Vessels for storage, bowls and simply ornamented single-wick lamps are some of the common stone products of Tamil Nadu. Orissa's popular stoneware articles include black stone bowls and plates, multi-coloured stone statuettes and delicate soapstone articles. Red sandstone is widely available in Rajasthan and it encourages the making of a host of everyday articles and ornamental stonework. In Gujarat and Rajasthan the sculptures and stone workers have adopted the Hindu and Jain tradition of temple architecture and image making. Hundreds of artisans in Gujarat are engaged in the art of cutting and polishing semi-precious stones. In Bihar, the black stone is used for making everyday utensils.
 

Jhansi in Bihar is known for its lampshades, incense stick stands and other products made out of a dark brown stone called sange-rathek.
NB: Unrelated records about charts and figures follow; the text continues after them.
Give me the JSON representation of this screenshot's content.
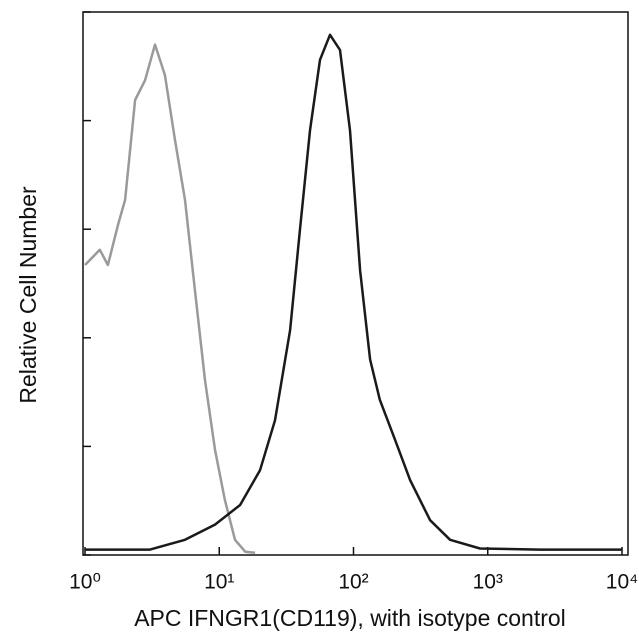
{
  "chart_data": {
    "type": "line",
    "x_label": "APC IFNGR1(CD119), with isotype control",
    "y_label": "Relative Cell Number",
    "xscale": "log",
    "xlim": [
      1,
      10000
    ],
    "xticks": [
      {
        "value": 1,
        "label": "10⁰"
      },
      {
        "value": 10,
        "label": "10¹"
      },
      {
        "value": 100,
        "label": "10²"
      },
      {
        "value": 1000,
        "label": "10³"
      },
      {
        "value": 10000,
        "label": "10⁴"
      }
    ],
    "ylim": [
      0,
      5
    ],
    "yticks": [
      0,
      1,
      2,
      3,
      4,
      5
    ],
    "series": [
      {
        "color": "#9a9a9a",
        "x": [
          1,
          1.29,
          1.48,
          1.76,
          1.99,
          2.36,
          2.8,
          3.32,
          3.94,
          4.68,
          5.56,
          6.59,
          7.83,
          9.3,
          11,
          13.1,
          15.6,
          18.5
        ],
        "values": [
          2.67,
          2.81,
          2.67,
          3.04,
          3.27,
          4.19,
          4.37,
          4.7,
          4.42,
          3.82,
          3.27,
          2.44,
          1.61,
          0.97,
          0.51,
          0.14,
          0.03,
          0.02
        ]
      },
      {
        "color": "#1a1a1a",
        "x": [
          1,
          3.05,
          5.56,
          9.3,
          14.3,
          20.1,
          26,
          33.7,
          39.9,
          47.4,
          56.3,
          66.8,
          79.3,
          94.1,
          112,
          133,
          157,
          204,
          264,
          372,
          524,
          875,
          2449,
          10000
        ],
        "values": [
          0.05,
          0.05,
          0.14,
          0.28,
          0.46,
          0.78,
          1.24,
          2.07,
          2.99,
          3.91,
          4.56,
          4.79,
          4.65,
          3.91,
          2.62,
          1.8,
          1.43,
          1.06,
          0.69,
          0.32,
          0.14,
          0.06,
          0.05,
          0.05
        ]
      }
    ]
  }
}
Midnapur in West Bengal is famous for its phyllite stoneware produced by the karga craftsmen.  Hamirpur in Uttar Pradesh is noted for its stone carving works carried out by the raidas community.  Balaghat in Madhya Pradesh is famous for a number of small greenstone items like animals, boxes, trays, etc.
 

The stone carvers in Himachal Pradesh produce several artifacts of domestic use like the traditional stoves (angithi), circular pots for storing (kundi), pestle and mortar (dauri danda), millstones (chakki) and other things. The centres of sculpting in Himachal are concentrated mainly in Mandi, Chamba, Kinnaur and the Shimla Hills.